Re: [PATCH 2/3] random: make /dev/urandom scalable for silly userspace programs
From: Stephan Mueller
Date: Mon May 02 2016 - 09:54:09 EST
Am Montag, 2. Mai 2016, 09:48:57 schrieb Theodore Ts'o:
Hi Theodore,
> On Mon, May 02, 2016 at 08:50:14AM -0400, Theodore Ts'o wrote:
> > > - entropy pool draining: when having a timer-based reseeding on a quiet
> > > system, the entropy pool can be drained during the expiry of the timer.

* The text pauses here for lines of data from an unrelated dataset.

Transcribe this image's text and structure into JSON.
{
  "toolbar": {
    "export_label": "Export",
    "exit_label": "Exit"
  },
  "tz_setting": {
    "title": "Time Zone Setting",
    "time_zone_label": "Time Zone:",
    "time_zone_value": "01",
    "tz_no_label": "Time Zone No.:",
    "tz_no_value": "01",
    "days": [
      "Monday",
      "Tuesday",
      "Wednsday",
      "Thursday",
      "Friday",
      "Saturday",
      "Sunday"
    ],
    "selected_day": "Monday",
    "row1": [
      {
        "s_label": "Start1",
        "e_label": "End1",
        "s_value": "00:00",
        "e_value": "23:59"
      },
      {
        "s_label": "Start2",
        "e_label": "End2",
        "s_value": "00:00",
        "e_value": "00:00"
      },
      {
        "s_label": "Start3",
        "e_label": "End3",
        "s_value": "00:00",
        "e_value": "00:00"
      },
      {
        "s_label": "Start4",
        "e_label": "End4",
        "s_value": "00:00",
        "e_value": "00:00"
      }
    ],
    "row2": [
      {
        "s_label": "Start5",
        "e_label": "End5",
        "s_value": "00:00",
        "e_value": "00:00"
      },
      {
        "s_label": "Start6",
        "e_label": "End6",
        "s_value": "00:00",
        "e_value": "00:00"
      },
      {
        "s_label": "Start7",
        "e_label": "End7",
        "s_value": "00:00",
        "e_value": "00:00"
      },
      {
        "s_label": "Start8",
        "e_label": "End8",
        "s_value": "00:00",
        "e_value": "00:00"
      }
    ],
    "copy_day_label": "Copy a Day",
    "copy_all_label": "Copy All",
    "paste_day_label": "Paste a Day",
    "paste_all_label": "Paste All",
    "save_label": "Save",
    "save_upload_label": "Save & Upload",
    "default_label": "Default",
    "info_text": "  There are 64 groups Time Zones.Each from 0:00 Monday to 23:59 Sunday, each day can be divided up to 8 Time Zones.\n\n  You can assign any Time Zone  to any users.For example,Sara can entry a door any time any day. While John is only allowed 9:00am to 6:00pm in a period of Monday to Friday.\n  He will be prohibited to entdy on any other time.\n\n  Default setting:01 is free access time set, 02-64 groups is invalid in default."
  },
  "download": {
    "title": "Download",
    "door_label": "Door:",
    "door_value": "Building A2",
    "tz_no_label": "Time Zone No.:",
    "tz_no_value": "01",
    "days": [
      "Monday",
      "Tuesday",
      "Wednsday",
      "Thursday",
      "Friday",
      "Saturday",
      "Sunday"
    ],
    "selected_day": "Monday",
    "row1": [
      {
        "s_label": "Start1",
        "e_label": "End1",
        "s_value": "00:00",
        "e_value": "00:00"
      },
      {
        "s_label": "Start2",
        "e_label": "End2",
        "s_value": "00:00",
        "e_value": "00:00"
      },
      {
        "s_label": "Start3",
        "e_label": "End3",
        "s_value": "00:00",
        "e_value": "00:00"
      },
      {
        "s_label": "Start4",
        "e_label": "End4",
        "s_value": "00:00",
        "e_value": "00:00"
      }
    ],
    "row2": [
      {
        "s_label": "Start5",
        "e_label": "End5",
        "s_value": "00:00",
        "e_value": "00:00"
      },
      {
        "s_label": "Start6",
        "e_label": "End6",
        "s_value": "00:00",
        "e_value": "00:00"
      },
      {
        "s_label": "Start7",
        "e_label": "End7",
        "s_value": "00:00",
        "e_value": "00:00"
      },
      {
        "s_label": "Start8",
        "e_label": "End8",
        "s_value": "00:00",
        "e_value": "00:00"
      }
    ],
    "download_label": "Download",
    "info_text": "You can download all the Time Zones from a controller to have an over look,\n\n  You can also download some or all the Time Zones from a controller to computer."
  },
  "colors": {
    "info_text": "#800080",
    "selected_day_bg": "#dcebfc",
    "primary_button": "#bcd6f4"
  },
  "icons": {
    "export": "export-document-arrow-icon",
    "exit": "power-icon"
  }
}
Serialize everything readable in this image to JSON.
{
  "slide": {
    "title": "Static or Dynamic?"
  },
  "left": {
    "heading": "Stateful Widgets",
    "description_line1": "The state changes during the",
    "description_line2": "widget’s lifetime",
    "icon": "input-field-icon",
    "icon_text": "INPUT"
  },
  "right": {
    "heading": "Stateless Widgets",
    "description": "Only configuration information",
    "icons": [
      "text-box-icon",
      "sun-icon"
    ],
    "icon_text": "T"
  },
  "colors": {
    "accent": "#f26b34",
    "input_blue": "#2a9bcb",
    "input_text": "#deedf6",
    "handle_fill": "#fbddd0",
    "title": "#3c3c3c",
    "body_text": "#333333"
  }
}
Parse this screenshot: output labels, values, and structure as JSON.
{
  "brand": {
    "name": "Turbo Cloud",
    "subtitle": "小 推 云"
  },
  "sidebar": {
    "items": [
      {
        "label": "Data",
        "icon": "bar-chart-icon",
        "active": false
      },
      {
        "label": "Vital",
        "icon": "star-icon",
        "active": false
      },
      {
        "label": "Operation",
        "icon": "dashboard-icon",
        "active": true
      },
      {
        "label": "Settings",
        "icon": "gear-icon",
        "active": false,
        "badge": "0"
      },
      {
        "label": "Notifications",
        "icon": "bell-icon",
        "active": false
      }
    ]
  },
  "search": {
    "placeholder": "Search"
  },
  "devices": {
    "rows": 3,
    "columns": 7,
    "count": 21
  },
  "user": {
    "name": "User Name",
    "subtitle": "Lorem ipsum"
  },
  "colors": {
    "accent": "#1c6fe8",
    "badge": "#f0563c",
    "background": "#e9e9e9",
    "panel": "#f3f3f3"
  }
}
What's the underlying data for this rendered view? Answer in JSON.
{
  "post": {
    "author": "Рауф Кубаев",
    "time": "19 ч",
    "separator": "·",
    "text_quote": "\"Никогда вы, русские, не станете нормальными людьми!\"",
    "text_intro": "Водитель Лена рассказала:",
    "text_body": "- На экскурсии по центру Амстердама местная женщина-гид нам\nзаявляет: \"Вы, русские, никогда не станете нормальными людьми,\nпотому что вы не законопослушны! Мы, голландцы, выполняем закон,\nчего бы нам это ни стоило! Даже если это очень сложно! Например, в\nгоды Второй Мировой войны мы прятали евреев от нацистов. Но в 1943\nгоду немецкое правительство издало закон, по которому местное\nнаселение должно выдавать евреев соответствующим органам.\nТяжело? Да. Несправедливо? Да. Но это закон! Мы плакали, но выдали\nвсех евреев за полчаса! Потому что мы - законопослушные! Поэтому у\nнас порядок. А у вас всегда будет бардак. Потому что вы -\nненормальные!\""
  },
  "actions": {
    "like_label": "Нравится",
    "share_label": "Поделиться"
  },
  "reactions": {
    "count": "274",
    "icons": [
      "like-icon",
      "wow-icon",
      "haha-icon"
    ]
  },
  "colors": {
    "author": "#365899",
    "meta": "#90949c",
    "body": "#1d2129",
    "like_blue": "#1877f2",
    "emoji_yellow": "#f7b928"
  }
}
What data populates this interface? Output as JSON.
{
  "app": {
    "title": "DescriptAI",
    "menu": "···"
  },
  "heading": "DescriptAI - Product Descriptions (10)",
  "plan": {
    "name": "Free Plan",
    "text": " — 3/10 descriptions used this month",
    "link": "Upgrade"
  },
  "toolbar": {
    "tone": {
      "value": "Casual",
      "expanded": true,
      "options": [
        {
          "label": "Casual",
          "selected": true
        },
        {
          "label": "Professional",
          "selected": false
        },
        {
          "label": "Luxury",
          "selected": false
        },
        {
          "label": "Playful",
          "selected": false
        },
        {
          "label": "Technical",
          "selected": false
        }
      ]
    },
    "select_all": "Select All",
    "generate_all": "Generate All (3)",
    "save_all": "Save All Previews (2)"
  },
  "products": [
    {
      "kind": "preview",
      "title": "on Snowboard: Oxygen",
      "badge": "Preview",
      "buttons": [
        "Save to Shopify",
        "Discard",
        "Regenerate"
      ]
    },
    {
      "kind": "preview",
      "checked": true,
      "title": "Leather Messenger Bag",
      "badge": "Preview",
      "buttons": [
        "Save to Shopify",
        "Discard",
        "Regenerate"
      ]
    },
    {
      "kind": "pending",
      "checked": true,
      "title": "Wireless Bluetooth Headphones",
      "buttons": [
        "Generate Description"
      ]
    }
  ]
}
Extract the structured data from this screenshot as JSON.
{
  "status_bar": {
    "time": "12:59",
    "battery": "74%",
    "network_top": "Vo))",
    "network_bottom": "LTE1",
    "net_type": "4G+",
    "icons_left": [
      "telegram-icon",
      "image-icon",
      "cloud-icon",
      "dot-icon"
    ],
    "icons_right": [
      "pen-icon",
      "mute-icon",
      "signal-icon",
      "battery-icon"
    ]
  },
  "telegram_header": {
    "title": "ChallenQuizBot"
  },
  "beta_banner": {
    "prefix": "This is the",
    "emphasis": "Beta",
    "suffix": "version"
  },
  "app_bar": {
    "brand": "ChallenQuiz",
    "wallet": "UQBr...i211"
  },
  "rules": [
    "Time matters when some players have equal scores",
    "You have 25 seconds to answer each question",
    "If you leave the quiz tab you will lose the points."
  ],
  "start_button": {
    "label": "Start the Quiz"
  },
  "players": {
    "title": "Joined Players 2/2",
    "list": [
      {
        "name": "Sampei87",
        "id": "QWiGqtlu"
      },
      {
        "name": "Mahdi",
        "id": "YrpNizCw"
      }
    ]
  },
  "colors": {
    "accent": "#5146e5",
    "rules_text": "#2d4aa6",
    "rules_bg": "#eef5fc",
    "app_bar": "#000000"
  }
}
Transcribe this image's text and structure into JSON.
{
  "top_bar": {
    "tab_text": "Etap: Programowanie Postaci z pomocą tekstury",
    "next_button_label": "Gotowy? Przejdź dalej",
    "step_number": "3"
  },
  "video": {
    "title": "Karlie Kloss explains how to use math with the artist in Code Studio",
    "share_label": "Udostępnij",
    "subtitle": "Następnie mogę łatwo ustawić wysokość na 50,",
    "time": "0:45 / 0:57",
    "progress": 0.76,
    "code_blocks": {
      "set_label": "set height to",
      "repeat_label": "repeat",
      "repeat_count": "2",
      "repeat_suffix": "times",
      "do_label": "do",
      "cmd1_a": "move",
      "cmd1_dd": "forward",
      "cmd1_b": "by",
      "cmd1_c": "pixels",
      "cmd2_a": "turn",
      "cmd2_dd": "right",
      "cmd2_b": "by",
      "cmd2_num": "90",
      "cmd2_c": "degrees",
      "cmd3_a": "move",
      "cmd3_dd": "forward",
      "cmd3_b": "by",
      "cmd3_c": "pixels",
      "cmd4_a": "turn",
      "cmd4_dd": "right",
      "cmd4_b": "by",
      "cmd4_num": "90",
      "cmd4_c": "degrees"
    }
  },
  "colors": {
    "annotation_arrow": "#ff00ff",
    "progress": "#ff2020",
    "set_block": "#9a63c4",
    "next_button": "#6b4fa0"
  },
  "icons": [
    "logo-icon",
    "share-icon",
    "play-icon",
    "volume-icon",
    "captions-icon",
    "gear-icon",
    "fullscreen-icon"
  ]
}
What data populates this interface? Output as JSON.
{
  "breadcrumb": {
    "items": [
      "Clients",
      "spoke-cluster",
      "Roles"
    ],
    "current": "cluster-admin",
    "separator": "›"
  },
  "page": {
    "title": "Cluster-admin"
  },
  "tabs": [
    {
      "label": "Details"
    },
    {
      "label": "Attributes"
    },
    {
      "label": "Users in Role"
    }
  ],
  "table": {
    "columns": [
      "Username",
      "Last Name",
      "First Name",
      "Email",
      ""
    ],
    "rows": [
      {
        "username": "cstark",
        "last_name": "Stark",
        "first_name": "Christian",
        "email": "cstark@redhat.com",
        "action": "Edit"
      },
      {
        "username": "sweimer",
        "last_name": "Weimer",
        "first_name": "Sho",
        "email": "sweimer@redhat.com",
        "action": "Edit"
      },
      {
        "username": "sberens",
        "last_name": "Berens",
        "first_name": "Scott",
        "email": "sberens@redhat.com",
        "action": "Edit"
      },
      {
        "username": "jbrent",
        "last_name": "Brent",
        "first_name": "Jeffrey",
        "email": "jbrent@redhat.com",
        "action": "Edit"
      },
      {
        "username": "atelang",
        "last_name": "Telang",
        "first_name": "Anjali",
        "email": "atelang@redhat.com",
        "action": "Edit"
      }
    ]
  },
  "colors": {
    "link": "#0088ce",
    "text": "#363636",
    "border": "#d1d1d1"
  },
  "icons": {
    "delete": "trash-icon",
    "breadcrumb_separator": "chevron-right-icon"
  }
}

> > > So, I tried to handle that by increasing the timer by, say, 100 seconds
> > > for each new NUMA node. Note, even the baseline of 300 seconds with
> > > CRNG_RESEED_INTERVAL is low. When I experimented with that on a KVM
> > > test system and left it quiet, entropy pool draining was prevented at
> > > around 500 seconds.
>
> One other thought. If your KVM test system was completely quiet, then
> all of the entropy was coming from timer interrupts. It is an open
> question whether an adversary could predict the bit of "entropy" you
> are generating with better than 50% probability if both the host and
> the guest system are quiescent. And if they can, then maybe assuming
> one bit of entropy per interrupt might be a too optimistic.
It is not entirely quiet -- systemd likes to dump data on the disk once in a
while. So, it is no timer interrupt that I see.
Note, my test system runs as tickless kernel.
>
> This is especially true on bare metal where very often, especially on
> smaller machines, where there is a single oscillator from which all of
> the clocks on the SOC or motherboard are derived. There is a reason
> why I was being ultra conservative in sampling 64 interrupts into a
> 32-bit fast-mix pool before mixing it into the input pool, and only
> crediting the pool with a single bit of entropy each time I did this.
As I do not think that we see any timer interrupts, I think this argument may
not count.
Besides, I have not seen any timer interrupts lately (with or without a
tickless kernel). Thus, which interrupt do you think is a timer interrupt?